Le temps presse… je dois conclure! Le succès a été énorme. Je pense que pour votre prochain film, vous allez pouvoir faire ce que vous voulez! Est-ce que ça va vous permettre de faire un film que vous n’avez pas pu monter avant?
ET: Peut-être au niveau des acteurs! Prendre des inconnus!
ON: Nous ne sommes pas attirés par des films historiques avec des budgets faramineux. Comme disait Éric tout à l’heure, on déroule un fil, et on voudrait qu’il reste cohérent.
ET: On ne changera pas de cap!

C’est marrant, Philippe Claudel m’a dit la même chose récemment sur les acteurs! Le succès de Il y a longtemps que je t’aime lui a permis de faire un film avec des inconnus! Vous, c’est pareil...
ET: Oui, l’idée, c’est qu’on n’est pas obligés de prendre un acteur parce qu’on a besoin de financer le film! On choisira l’acteur qu’on veut. Quand Jacques Audiard prend Tahar Rahim pour faire Un prophète, il prend le meilleur acteur. Mais si ça n’avait pas été Jacques Audiard, il n’aurait pas eu l’argent pour le faire! Donc, ça va nous donner cette liberté. Mais changer de cap, non! Pour nous, le succès ne change rien.

Vous faites ce que vous aimez depuis le début?
ON: Oui! On n’est pas frustrés de quelque chose!

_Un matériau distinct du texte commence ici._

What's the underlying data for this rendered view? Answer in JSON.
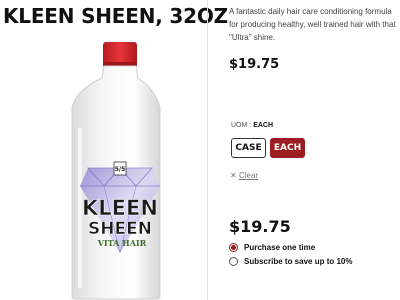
{
  "product": {
    "title": "KLEEN SHEEN, 32OZ",
    "description": "A fantastic daily hair care conditioning formula for producing healthy, well trained hair with that \"Ultra\" shine.",
    "price_top": "$19.75",
    "price_bottom": "$19.75"
  },
  "image": {
    "alt": "Kleen Sheen bottle",
    "label_brand_line1": "KLEEN",
    "label_brand_line2": "SHEEN",
    "label_sub": "VITA HAIR",
    "label_badge": "5/5",
    "cap_color": "#d9242b",
    "bottle_color": "#f4f4f4"
  },
  "options": {
    "uom_label": "UOM",
    "uom_value": "EACH",
    "choices": [
      "CASE",
      "EACH"
    ],
    "selected": "EACH",
    "clear_label": "Clear"
  },
  "purchase": {
    "one_time": "Purchase one time",
    "subscribe": "Subscribe to save up to 10%",
    "selected": "one_time"
  },
  "colors": {
    "accent": "#9d1c21"
  }
}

ET: On n’a pas fait de télé pour vivre, on s’est serré les coudes parce qu’on était deux et qu’on partageait tout, y compris les cachets, pour faire les films qu’on avait envie de faire et pour ne pas manquer d’intégrité. Et le succès ne changera rien. Le mot d’ordre est le même depuis le départ, donc le succès ne doit pas venir nous changer la vie... peut-être juste l’améliorer!
Entrevue réalisée par Jean-Marie Lanlo à Montréal le 5 mars 2012.